The (main) question is: what happens if I insert a row (with a "low" key) into a table with a clustered index?

The above mentioned MSDN article states:

The pages in the data chain and the rows in them are ordered on the value of the clustered index key.

And Using Clustered Indexes for example states:

For example, if a record is added to the table that is close to the beginning of the sequentially ordered list, any records in the table after that record will need to shift to allow the record to be inserted.

Does this mean that if I insert a row with a very "low" key into a table that already contains a gazillion rows literally all rows are physically shifted on disk? I cannot believe that. This would take ages, no?

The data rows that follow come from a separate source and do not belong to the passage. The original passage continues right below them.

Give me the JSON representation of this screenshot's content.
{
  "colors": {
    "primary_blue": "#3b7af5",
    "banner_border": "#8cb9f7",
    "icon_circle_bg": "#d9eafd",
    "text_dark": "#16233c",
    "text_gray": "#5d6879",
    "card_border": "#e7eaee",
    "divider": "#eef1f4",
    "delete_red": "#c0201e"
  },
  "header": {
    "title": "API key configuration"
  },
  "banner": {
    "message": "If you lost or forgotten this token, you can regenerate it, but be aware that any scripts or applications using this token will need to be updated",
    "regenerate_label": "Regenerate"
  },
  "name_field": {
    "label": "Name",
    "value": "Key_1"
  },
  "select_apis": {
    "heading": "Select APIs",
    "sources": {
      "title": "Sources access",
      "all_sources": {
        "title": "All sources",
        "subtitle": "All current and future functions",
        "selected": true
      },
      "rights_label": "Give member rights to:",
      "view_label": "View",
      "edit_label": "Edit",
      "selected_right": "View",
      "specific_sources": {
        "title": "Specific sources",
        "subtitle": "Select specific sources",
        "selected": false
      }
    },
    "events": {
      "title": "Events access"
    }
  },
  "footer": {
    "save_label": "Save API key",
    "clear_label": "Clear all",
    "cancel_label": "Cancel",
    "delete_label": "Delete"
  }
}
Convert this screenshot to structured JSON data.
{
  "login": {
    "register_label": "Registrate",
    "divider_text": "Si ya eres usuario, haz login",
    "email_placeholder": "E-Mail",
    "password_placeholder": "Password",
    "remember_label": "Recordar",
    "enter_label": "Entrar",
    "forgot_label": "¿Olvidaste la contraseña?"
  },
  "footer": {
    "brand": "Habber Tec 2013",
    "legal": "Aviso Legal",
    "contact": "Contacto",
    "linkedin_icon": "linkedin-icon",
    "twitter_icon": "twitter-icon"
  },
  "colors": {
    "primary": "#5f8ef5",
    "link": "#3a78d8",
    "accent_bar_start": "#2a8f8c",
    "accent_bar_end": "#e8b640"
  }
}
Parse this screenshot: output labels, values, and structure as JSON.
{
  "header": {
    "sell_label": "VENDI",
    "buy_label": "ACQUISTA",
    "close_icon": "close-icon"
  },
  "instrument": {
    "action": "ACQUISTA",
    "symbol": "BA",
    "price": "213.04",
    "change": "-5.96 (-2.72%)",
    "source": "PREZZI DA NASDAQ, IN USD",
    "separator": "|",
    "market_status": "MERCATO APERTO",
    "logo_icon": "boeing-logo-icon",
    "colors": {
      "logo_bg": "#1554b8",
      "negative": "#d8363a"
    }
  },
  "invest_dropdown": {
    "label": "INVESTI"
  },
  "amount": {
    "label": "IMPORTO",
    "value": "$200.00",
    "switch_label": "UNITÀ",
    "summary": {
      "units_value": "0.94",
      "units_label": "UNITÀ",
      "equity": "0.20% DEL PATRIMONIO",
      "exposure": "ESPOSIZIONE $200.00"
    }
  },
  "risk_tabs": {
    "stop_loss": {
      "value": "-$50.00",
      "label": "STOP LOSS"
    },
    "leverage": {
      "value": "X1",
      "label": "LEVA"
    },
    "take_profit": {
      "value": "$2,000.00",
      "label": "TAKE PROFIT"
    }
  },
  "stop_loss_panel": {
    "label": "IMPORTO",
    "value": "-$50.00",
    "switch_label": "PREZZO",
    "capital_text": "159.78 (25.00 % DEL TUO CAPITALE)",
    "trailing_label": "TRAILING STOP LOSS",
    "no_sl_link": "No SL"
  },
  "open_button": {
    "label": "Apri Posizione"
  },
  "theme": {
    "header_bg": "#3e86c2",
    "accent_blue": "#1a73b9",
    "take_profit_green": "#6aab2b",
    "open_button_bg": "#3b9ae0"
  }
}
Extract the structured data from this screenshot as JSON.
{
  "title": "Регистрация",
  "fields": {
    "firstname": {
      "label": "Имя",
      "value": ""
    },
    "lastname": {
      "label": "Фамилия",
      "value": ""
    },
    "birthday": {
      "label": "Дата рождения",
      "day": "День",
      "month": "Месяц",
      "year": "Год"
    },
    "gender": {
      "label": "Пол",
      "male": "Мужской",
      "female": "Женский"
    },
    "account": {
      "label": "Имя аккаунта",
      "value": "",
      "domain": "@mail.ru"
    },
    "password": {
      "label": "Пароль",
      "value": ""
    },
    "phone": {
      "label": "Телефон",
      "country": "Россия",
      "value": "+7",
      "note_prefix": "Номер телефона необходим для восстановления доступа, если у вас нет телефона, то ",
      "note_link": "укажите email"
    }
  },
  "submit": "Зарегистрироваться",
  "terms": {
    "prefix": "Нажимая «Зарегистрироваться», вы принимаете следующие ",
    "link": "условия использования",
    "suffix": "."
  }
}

Or is it rather (as I suspect) that there are two scenarios depending on how "full" the first data page is.

  • A) If the page has enough free space to accommodate the record it is placed into the existing data page and data might be (physically) reordered within that page.
  • B) If the page does not have enough free space for the record a new data page would be created (anywhere on the disk!) and "linked" to the front of the leaf level of the B-Tree?

This would then mean the "physical order" of the data is restricted to the "page level" (i.e. within a data page) but not to the pages residing on consecutive blocks on the physical hard drive. The data pages are then just linked together in the correct order.

Or formulated in an alternative way: if SQL Server needs to read the first N rows of a table that has a clustered index it can read data pages sequentially (following the links) but these pages are not (necessarily) block wise in sequence on disk (so the disk head has to move "randomly").